Today at the toilet site was more of the same. We mixed cement and then sat around while the contractor finished siding the other two walls. We had another held up today when it actually did rain and some of the newly laid cement started to drip. We quickly covered the walls by perching planks of wood over the top then mixed in the remaining cement before it could harden and patched up the dripping walls. This is ending up taking much longer than I expected - we thought we were going to be done by last weekend but my new prediction is that we'll finish by next Tuesday. If I'm right, I'll be bored for another week yet. All of my blisters are going away with all this sitting around. I thought about going over to help the road group for a couple of days just so I could feel useful, but then I really do want to see my project through to the end. At least there are occasionally entertaining visitors coming to the school. Yesterday a couple of people from the local chapter of the Youth Union came by and gave us a care package of coconut candy and sweetsoup fixings. Later a woman from the People's Committee complimented us on the path we'd made before. She said she was impressed that we'd never done anything like this before and were still able to do such a good job (at least that's what I'm extrapolating although if the direct translation was correct she actually said we did nothing at all before).

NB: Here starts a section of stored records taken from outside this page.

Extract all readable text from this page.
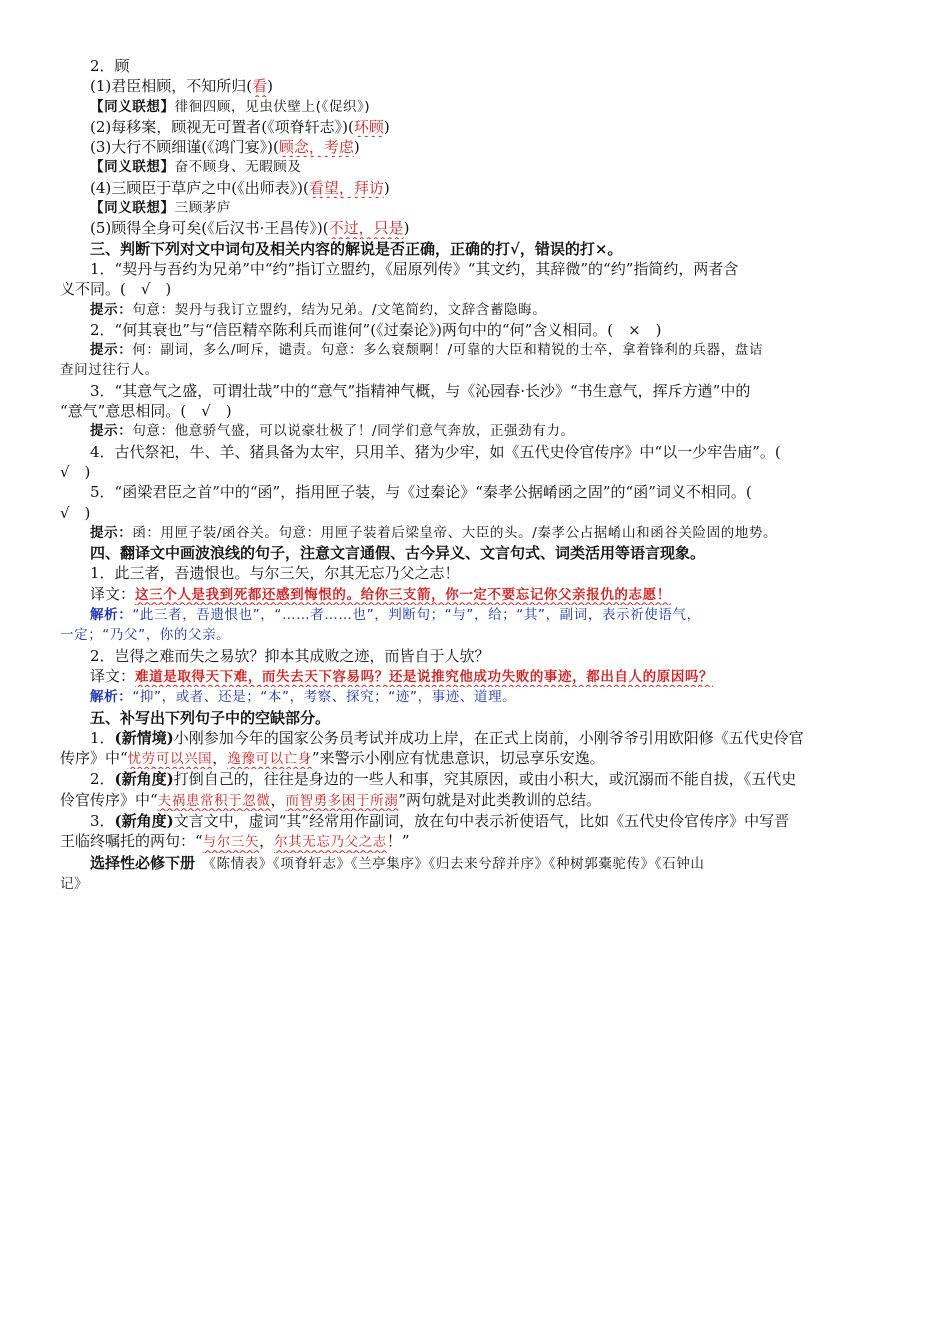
2．顾
(1)君臣相顾，不知所归(看)
【同义联想】徘徊四顾，见虫伏壁上(《促织》)
(2)每移案，顾视无可置者(《项脊轩志》)(环顾)
(3)大行不顾细谨(《鸿门宴》)(顾念，考虑)
【同义联想】奋不顾身、无暇顾及
(4)三顾臣于草庐之中(《出师表》)(看望，拜访)
【同义联想】三顾茅庐
(5)顾得全身可矣(《后汉书·王昌传》)(不过，只是)
三、判断下列对文中词句及相关内容的解说是否正确，正确的打√，错误的打×。
1．“契丹与吾约为兄弟”中“约”指订立盟约，《屈原列传》“其文约，其辞微”的“约”指简约，两者含
义不同。(　√　)
提示：句意：契丹与我订立盟约，结为兄弟。/文笔简约，文辞含蓄隐晦。
2．“何其衰也”与“信臣精卒陈利兵而谁何”(《过秦论》)两句中的“何”含义相同。(　×　)
提示：何：副词，多么/呵斥，谴责。句意：多么衰颓啊！/可靠的大臣和精锐的士卒，拿着锋利的兵器，盘诘
查问过往行人。
3．“其意气之盛，可谓壮哉”中的“意气”指精神气概，与《沁园春·长沙》“书生意气，挥斥方遒”中的
“意气”意思相同。(　√　)
提示：句意：他意骄气盛，可以说豪壮极了！/同学们意气奔放，正强劲有力。
4．古代祭祀，牛、羊、猪具备为太牢，只用羊、猪为少牢，如《五代史伶官传序》中“以一少牢告庙”。(
√　)
5．“函梁君臣之首”中的“函”，指用匣子装，与《过秦论》“秦孝公据崤函之固”的“函”词义不相同。(
√　)
提示：函：用匣子装/函谷关。句意：用匣子装着后梁皇帝、大臣的头。/秦孝公占据崤山和函谷关险固的地势。
四、翻译文中画波浪线的句子，注意文言通假、古今异义、文言句式、词类活用等语言现象。
1．此三者，吾遗恨也。与尔三矢，尔其无忘乃父之志！
译文：这三个人是我到死都还感到悔恨的。给你三支箭，你一定不要忘记你父亲报仇的志愿！
解析：“此三者，吾遗恨也”，“……者……也”，判断句；“与”，给；“其”，副词，表示祈使语气，
一定；“乃父”，你的父亲。
2．岂得之难而失之易欤？抑本其成败之迹，而皆自于人欤？
译文：难道是取得天下难，而失去天下容易吗？还是说推究他成功失败的事迹，都出自人的原因吗？
解析：“抑”，或者、还是；“本”，考察、探究；“迹”，事迹、道理。
五、补写出下列句子中的空缺部分。
1．(新情境)小刚参加今年的国家公务员考试并成功上岸，在正式上岗前，小刚爷爷引用欧阳修《五代史伶官
传序》中“忧劳可以兴国，逸豫可以亡身”来警示小刚应有忧患意识，切忌享乐安逸。
2．(新角度)打倒自己的，往往是身边的一些人和事，究其原因，或由小积大，或沉溺而不能自拔，《五代史
伶官传序》中“夫祸患常积于忽微，而智勇多困于所溺”两句就是对此类教训的总结。
3．(新角度)文言文中，虚词“其”经常用作副词，放在句中表示祈使语气，比如《五代史伶官传序》中写晋
王临终嘱托的两句：“与尔三矢，尔其无忘乃父之志！”
选择性必修下册　《陈情表》《项脊轩志》《兰亭集序》《归去来兮辞并序》《种树郭橐驼传》《石钟山
记》
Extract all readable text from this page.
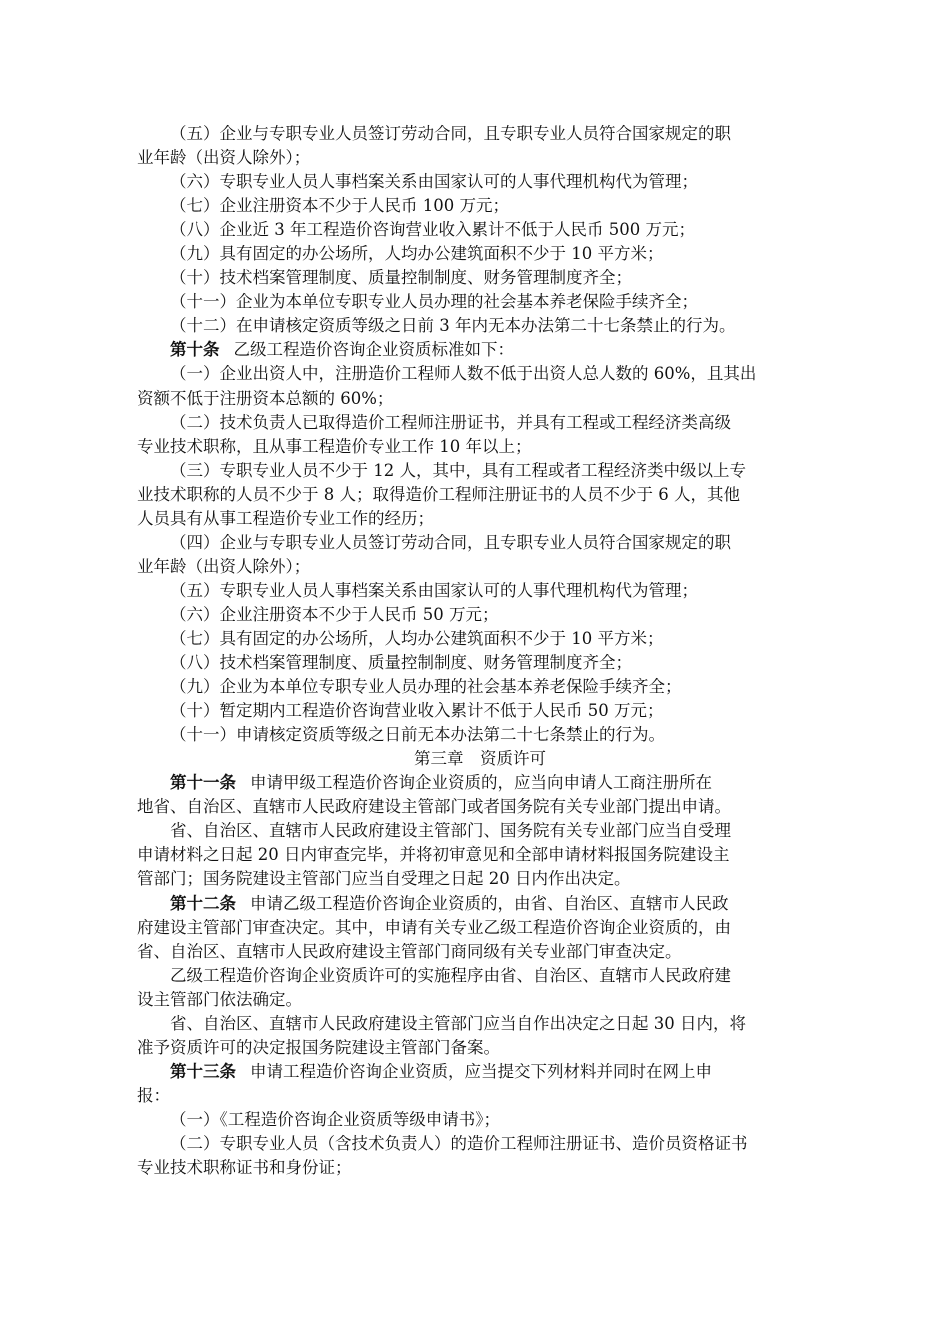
（五）企业与专职专业人员签订劳动合同，且专职专业人员符合国家规定的职
业年龄（出资人除外）；
（六）专职专业人员人事档案关系由国家认可的人事代理机构代为管理；
（七）企业注册资本不少于人民币 100 万元；
（八）企业近 3 年工程造价咨询营业收入累计不低于人民币 500 万元；
（九）具有固定的办公场所，人均办公建筑面积不少于 10 平方米；
（十）技术档案管理制度、质量控制制度、财务管理制度齐全；
（十一）企业为本单位专职专业人员办理的社会基本养老保险手续齐全；
（十二）在申请核定资质等级之日前 3 年内无本办法第二十七条禁止的行为。
第十条 乙级工程造价咨询企业资质标准如下：
（一）企业出资人中，注册造价工程师人数不低于出资人总人数的 60%，且其出
资额不低于注册资本总额的 60%；
（二）技术负责人已取得造价工程师注册证书，并具有工程或工程经济类高级
专业技术职称，且从事工程造价专业工作 10 年以上；
（三）专职专业人员不少于 12 人，其中，具有工程或者工程经济类中级以上专
业技术职称的人员不少于 8 人；取得造价工程师注册证书的人员不少于 6 人，其他
人员具有从事工程造价专业工作的经历；
（四）企业与专职专业人员签订劳动合同，且专职专业人员符合国家规定的职
业年龄（出资人除外）；
（五）专职专业人员人事档案关系由国家认可的人事代理机构代为管理；
（六）企业注册资本不少于人民币 50 万元；
（七）具有固定的办公场所，人均办公建筑面积不少于 10 平方米；
（八）技术档案管理制度、质量控制制度、财务管理制度齐全；
（九）企业为本单位专职专业人员办理的社会基本养老保险手续齐全；
（十）暂定期内工程造价咨询营业收入累计不低于人民币 50 万元；
（十一）申请核定资质等级之日前无本办法第二十七条禁止的行为。
第三章　资质许可
第十一条 申请甲级工程造价咨询企业资质的，应当向申请人工商注册所在
地省、自治区、直辖市人民政府建设主管部门或者国务院有关专业部门提出申请。
省、自治区、直辖市人民政府建设主管部门、国务院有关专业部门应当自受理
申请材料之日起 20 日内审查完毕，并将初审意见和全部申请材料报国务院建设主
管部门；国务院建设主管部门应当自受理之日起 20 日内作出决定。
第十二条 申请乙级工程造价咨询企业资质的，由省、自治区、直辖市人民政
府建设主管部门审查决定。其中，申请有关专业乙级工程造价咨询企业资质的，由
省、自治区、直辖市人民政府建设主管部门商同级有关专业部门审查决定。
乙级工程造价咨询企业资质许可的实施程序由省、自治区、直辖市人民政府建
设主管部门依法确定。
省、自治区、直辖市人民政府建设主管部门应当自作出决定之日起 30 日内，将
准予资质许可的决定报国务院建设主管部门备案。
第十三条 申请工程造价咨询企业资质，应当提交下列材料并同时在网上申
报：
（一）《工程造价咨询企业资质等级申请书》；
（二）专职专业人员（含技术负责人）的造价工程师注册证书、造价员资格证书
专业技术职称证书和身份证；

There was also a pig harvesting day which we were inadvertently thrown in the middle of. The owners were all sitting in a circle in front of the school chatting while the sellers weighed and painted a number on each pig before leading it to a canoe which was docked right next to our toilet. The pigs seemed perfectly fine but it was sad because I knew they were on their way to be slaughtered. But that's the fate of most the world's pigs I suppose. The riverboats here are awesome - they're thin wooden oversized canoes decorated with colorful blues and reds and painted eyes on the bow. As long as I stay here I may not get to do much but at least there are interesting sights and of course, lots of Vietnamese sweet tea.
I only taught about fifteen minutes of science class today. The rockets looked really great and were all decorated so creatively (one boy even made the tip of his rocket with the tip of an eye-dropper rather than paper) - I was impressed and the kids had a lot of fun with the launch. We then moved over to the little kids who were supposed to be having "fun time" which was completely unorganized today. We kept them occupied for about fifteen minutes with Wen and Khang's catapult (which we probably should have cleared with the People's Committee because they were looking on with concerned faces).
When we got back, Kendra, Van, and I got sugarcane from across the street and just sat outside the lobby talking about the differences between our perceptions of Vietnam and America. In the process, we met the owner of the hotel when he politely asked us to move our bikes so he could park his big-ass Chevy. You could tell this guy was loaded because an imported car like that is ridiculously expensive here and he was wearing clothes only recognizable to our generation because of "That 70's Show." It was kind of jarring to look at him because it's so different from how everyone here dresses. In Saigon, everyone wore Western clothes and that's true here only to a much lesser extent. Overall people are more comfortable here wearing traditional Vietnamese clothing like the single-colored shirt-pant combos for women. By comparison, the hotel owners pale yellow paisley shirt and polyester hot pants were a bit jarring.